Using integration by parts (proof), we see that this integral evaluates to $\sigma^2+\mu^2$. So,

$Var(X) = \sigma^2+\mu^2-\mu^2 = \sigma^2$

Example $\qquad$ X is Poisson with parameter $\lambda$. Find E[X] and Var(X).

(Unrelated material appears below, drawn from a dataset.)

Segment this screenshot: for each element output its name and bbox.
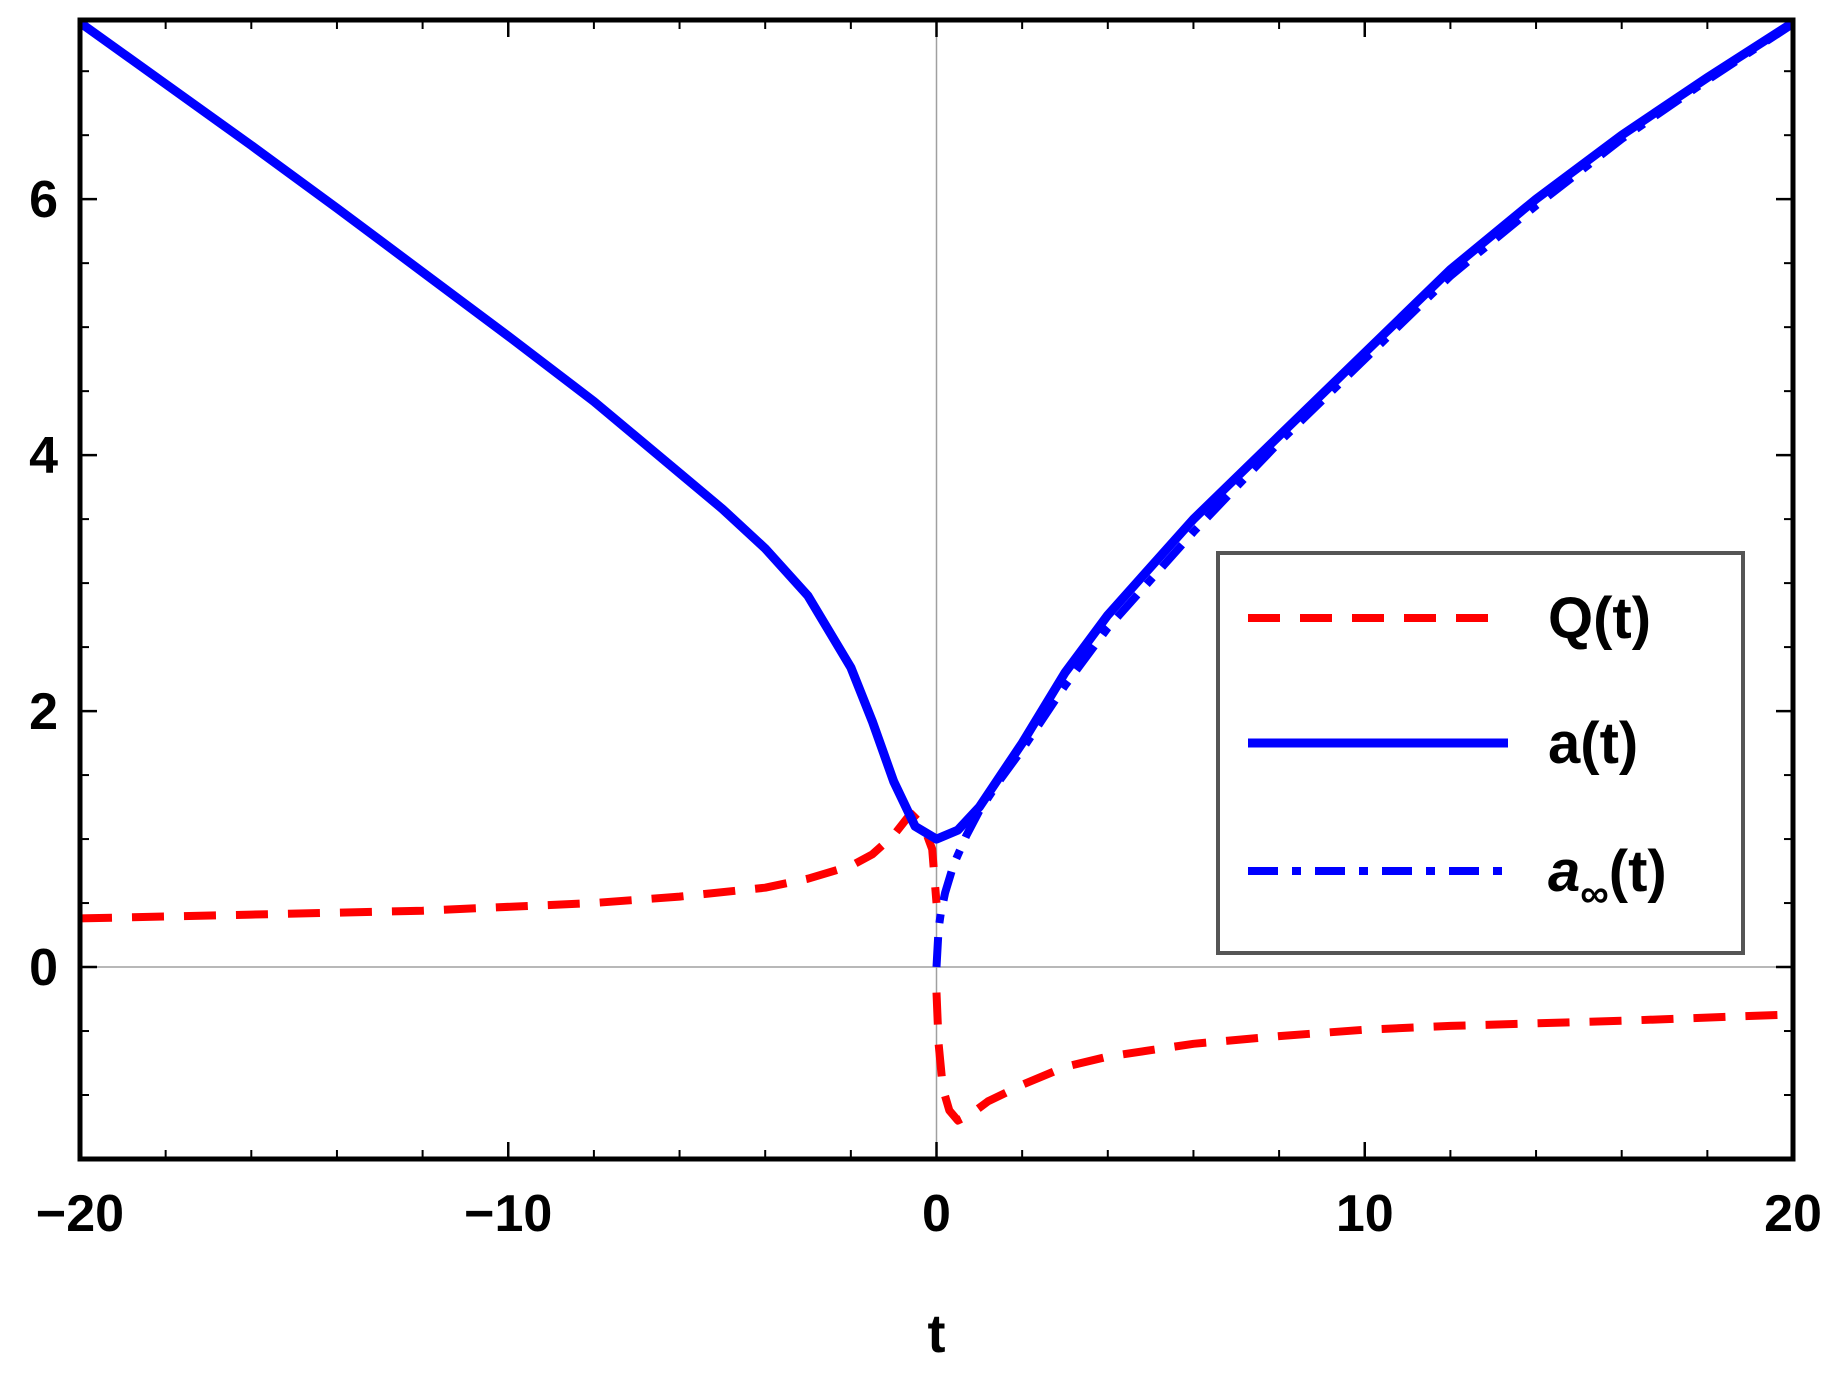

\begin{align} E[X] &= \sum_{k=0}^{\infty}k\frac{e^{-\lambda}\lambda^k}{k!} \\ &= \sum_{k=1}^{\infty}\frac{e^{-\lambda}\lambda^k}{(k-1)!} \\ &= \lambda\sum_{k=0}^{\infty}e^{-\lambda}\frac{\lambda^k}{k!} \\ &= \lambda \end{align}

\begin{align} E[X^2] &= \sum_{k=0}^{\infty}k^2\frac{e^{-\lambda}\lambda^k}{k!} \\ &= \sum_{k=0}^{\infty}(k+1)\frac{e^{-\lambda}\lambda^{k+1}}{k!} \\ &= \lambda\sum_{k=0}^{\infty}\frac{ke^{-\lambda}\lambda^k}{k!}\;+\;\lambda\sum_{k=0}^{\infty}\frac{e^{-\lambda}\lambda^k}{k!} \\ \\ &= \lambda E[X] + \lambda(1) \\ &= \lambda^2+\lambda \end{align}

So,
$E[X^2] = \lambda^2 +\lambda \$
$\Rightarrow Var(X) = \lambda^2 +\lambda - \lambda^2 = \lambda \$

## Moments

Moments generalize mean and variance to nth order expectations.

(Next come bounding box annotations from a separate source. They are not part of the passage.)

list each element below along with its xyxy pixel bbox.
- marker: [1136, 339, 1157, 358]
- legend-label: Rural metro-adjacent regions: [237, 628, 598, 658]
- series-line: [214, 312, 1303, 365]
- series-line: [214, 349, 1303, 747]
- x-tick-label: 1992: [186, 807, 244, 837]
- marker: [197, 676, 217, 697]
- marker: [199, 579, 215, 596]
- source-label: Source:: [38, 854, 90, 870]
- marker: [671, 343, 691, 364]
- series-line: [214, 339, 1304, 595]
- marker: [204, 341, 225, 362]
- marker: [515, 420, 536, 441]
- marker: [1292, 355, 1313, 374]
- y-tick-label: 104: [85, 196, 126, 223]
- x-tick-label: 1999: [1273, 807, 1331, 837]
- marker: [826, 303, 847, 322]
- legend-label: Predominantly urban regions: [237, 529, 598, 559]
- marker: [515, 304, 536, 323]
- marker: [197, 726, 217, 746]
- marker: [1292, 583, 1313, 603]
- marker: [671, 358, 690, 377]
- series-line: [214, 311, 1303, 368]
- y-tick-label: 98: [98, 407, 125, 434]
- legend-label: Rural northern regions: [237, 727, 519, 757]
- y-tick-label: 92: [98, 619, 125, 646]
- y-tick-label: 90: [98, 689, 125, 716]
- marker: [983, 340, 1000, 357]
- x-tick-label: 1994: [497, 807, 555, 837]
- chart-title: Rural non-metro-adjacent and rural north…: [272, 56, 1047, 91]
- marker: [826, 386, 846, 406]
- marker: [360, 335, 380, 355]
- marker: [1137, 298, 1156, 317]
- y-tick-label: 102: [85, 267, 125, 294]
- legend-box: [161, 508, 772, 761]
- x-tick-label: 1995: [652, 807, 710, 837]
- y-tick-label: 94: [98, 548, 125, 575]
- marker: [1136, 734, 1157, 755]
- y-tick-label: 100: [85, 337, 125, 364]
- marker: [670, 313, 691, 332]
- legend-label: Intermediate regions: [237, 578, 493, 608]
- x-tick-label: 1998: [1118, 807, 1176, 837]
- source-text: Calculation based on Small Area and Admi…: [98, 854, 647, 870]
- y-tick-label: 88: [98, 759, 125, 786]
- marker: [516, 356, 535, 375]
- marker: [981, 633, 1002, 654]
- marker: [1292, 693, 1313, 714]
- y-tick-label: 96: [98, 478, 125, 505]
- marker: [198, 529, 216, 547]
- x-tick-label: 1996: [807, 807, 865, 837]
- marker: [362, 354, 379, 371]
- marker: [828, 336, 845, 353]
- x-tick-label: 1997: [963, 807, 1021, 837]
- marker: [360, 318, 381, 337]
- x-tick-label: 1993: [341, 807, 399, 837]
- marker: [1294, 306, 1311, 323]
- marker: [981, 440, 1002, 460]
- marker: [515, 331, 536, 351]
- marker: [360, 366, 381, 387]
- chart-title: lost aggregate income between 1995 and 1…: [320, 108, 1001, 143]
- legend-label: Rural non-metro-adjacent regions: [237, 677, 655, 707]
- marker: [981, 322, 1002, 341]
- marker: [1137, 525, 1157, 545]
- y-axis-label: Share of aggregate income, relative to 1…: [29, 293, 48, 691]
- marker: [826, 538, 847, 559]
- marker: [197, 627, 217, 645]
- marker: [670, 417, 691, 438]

Definition $\qquad$ the nth moment of random variable X is

$\mu_n\equiv E[X^n]=\int_{-\infty}^{\infty}x^nf_X(x)dx\quad n=1,2,...$

and the nth central moment of X is

$v_n\equiv E[(X-\mu_X)^n] = \int_{-\infty}^{\infty}(x-\mu_X)^nf_X(x)dx\qquad n = 2,3,...$

So

• $\mu_1$ = E[X] mean
• $\mu_2$ = E[X$^2$] mean-square
• v$_2$ = Var(X) variance

## Conditional Expectation

For an event M ∈ F with P(M) > 0.

$E[g(X)|M] = \int_{-\infty}^{\infty}g(x)f_X(x|M)dx$

or

$E[g(X)|M] = \sum_{x\in\mathcal R_x}g(x)p_X(x|M)dx$

Example $\qquad$ X is an exponential random variable. Let M = {X > $\mu$}. Find E[X|M]. Note that P(M) = P(X > $\mu$) and since $\mu$ > 0,

$P(M) = P(X>\mu) =\int_{\mu}^{\infty}\frac{1}{\mu}e^{-\frac{x}{\mu}}dx \;>\;0$

It can be shown that

$f_X(x|X>\mu) = \frac{1}{\mu}e^{-\frac{x-\mu}{\mu}}u(x-\mu)$

Then,

\begin{align} E[X|X>\mu] &=\int_{\mu}^{\infty}\frac{x}{\mu}e^{-\frac{x-\mu}{\mu}} \\ &=2\mu \end{align}

Fig 1: Conditional Expectation; X is exponential.